Kīpuka Puaulu

Kīpuka Puaulu

Hawai'i Volcanoes National Park

"Most of Hawai‘i Volcanoes National Park remains closed due to increased and damaging earthquakes, corrosive volcanic ash, and continuing explosions from Halema‘uma‘u, the summit crater of Kīlauea Volcano." Read More from the National Parks Service.

Round Trip Mileage: 1.75 miles 

Elevation Gain: 250 feet

Gear: Standard hiking gear. This hike is 4000' in elevation so expect cooler temperatures. Don't forget a raincoat.

Weather: NOAA forecast for Kīpuka Puaulu

Learn about Hazards

Read my Disclaimer

Learn about Leave No Trace Principles

Trail Guide: Download a guide from the National Park Service for this hike (pdf). This guide is also available at the Visitor Center for $2.

Map: Topographical Map of Kīpuka Puaulu

Overview: This "bird park" is a kīpuka created by the Keamoku flow from Mauna Loa. A kīpuka is an area of old-growth forest spared between lava flows. Kīpuka Puaulu became the Park's first Special Ecological Area in 1985. The main attractions for this easy hike are the stunning amount of birds in the area and the well-protected native rainforest. Even if you're not a bird expert, you'll enjoy hearing and seeing the diversity of the avian life in the kīpuka. 

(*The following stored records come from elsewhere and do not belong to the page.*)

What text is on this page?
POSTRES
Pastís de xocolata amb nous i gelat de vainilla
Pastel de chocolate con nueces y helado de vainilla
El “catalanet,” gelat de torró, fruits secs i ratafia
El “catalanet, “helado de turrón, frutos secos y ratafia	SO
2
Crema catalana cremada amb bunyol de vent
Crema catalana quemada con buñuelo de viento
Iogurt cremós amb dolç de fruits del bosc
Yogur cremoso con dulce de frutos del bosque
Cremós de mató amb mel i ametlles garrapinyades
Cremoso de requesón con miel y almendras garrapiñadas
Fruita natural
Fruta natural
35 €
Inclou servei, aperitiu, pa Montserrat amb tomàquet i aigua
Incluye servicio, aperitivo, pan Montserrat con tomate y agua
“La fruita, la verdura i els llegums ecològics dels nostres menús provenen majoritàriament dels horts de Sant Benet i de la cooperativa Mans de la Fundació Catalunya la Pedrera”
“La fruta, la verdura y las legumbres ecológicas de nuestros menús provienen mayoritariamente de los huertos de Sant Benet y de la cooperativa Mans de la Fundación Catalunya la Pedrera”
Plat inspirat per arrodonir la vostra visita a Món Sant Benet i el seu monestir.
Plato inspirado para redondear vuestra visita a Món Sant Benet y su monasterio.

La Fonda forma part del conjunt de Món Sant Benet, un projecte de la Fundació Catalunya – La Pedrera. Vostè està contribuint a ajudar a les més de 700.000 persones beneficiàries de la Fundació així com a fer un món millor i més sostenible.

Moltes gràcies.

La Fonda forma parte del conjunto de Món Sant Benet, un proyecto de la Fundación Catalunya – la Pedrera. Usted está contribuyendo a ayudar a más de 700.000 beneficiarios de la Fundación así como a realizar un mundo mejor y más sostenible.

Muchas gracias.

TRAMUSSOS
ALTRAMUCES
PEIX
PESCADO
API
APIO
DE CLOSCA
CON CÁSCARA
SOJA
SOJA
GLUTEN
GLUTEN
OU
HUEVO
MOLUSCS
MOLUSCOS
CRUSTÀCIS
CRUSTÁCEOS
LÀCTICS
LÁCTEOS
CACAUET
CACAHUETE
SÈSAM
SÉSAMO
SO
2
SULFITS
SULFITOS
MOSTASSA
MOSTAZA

A Khalij Pheasant crosses the trail

Getting to the Trailhead: From the main entrance to the National Park on Hwy. 11, head west and drive for a few miles until you pass mile marker 30. Find "Mauna Loa Road" closer to mile marker 31, and turn mauka (uphill). Drive about a mile and a half and find a circular paved track for parking. The trailhead is to the east across the main Mauna Loa Road. There are restrooms nearby at a picnic area, marked on the road just before the circular parking area.

The Hike: From the parking area, cross the paved road to the east and find the trailhead. There is some information at the trailhead, and you may find the trail guide available in a small kiosk for a donation of $2. A short trail leads to the main loop. If you intend to follow the trail guide's numbered stops in order, then begin by heading left (northwest). Otherwise, it doesn't matter if you do the trail in clockwise or counter-clockwise direction. Near the halfway point of the trail, you'll notice the steep, muddy entrance to a lava tube near some decaying metal pipes. The Park Service asks that visitors stay out of the tube. Plan to spend about an hour to complete the loop. 

More: Nearer to Highway 11 than Kīpuka Puaulu, find a short paved road that leads to some tree molds, created when lava burns a tree but retains the shape of the tree's trunk. There are about 4-5 molds marked with metal pipes at the end of the road.